What do you call a gay drive-by?
A fruit roll up.
My son was thrown out of school for letting a schoolgirl wank him off.
"That's the third school this year..." I said to my son, "... Maybe teaching isn't for you."
I just watched a 9/11 documentary on a plane. Man next to me said, "You know we're going to New York, right?" I told him I just wanna know what I got into.
What tree is every emo kid trying to find?
The hanging tree.
Why did the orphan go to church?
To hear some "foster" parenting advice.
What’s the difference between a feminist and a school shooter?
A school shooter actually makes an impact on its targets.

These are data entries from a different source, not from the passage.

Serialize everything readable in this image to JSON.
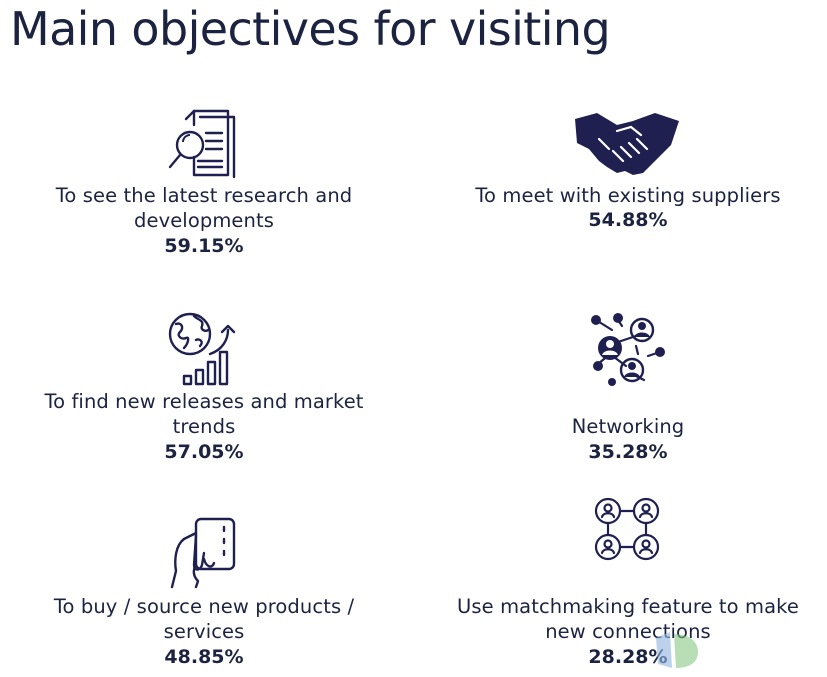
{
  "title": "Main objectives for visiting",
  "colors": {
    "text": "#1c2340",
    "icon": "#1f2050",
    "background": "#ffffff"
  },
  "objectives": [
    {
      "icon": "research-document-magnifier-icon",
      "label_line1": "To see the latest research and",
      "label_line2": "developments",
      "percent": "59.15%"
    },
    {
      "icon": "handshake-icon",
      "label_line1": "To meet with existing suppliers",
      "percent": "54.88%"
    },
    {
      "icon": "globe-growth-chart-icon",
      "label_line1": "To find new releases and market",
      "label_line2": "trends",
      "percent": "57.05%"
    },
    {
      "icon": "network-people-icon",
      "label_line1": "Networking",
      "percent": "35.28%"
    },
    {
      "icon": "hand-holding-card-icon",
      "label_line1": "To buy / source new products /",
      "label_line2": "services",
      "percent": "48.85%"
    },
    {
      "icon": "matchmaking-people-grid-icon",
      "label_line1": "Use matchmaking feature to make",
      "label_line2": "new connections",
      "percent": "28.28%"
    }
  ]
}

A daughter asked her mother, “Mom, how do you spell ‘scrotum’?”
Her mom replied, “Honey, you should have asked me last night—it was on the tip of my tongue.”
An old man takes his grandson fishing in a local pond one day.
After 20 minutes of fishing, the old man fires up a cigar. The young boy asks, "Grandpa, can I have a cigar?" The old man asks, "Son, can your dick touch your asshole?" The young boy says no. "Then u can't have a cigar." Another 20 minutes passes, and the old man opens a beer. The young boy asks, "Grandpa, can I have a beer?" The old man asks, "Son, can your dick touch your asshole?" The young boy says no. "Well, then u can't have a beer."
Another 20 minutes passes and the young boy opens a bag of potato chips.
The old man asks, "Son, can I have some of your chips?" The boy asks, "Well, Grandpa, can your dick touch your asshole?" The old man says, "It sure can." The boy says, "Well good, then go fuck yourself, these are my chips."
If 2 + 2 is 4, and 4 + 4 is 8, then that must mean I can lick your pussy.
What does the Bartles and Jaymes wine cooler television ad have in common with ministers who are white Christian nationalists?
They both thank you for your financial support.
Q: What do you call a blind German man?
Q: A not-see (Nazi).
The lines on the pride flag look pretty straight to me!
Do you ever look at a person and think, "Just how many generations of inbreeding did it take to create you?"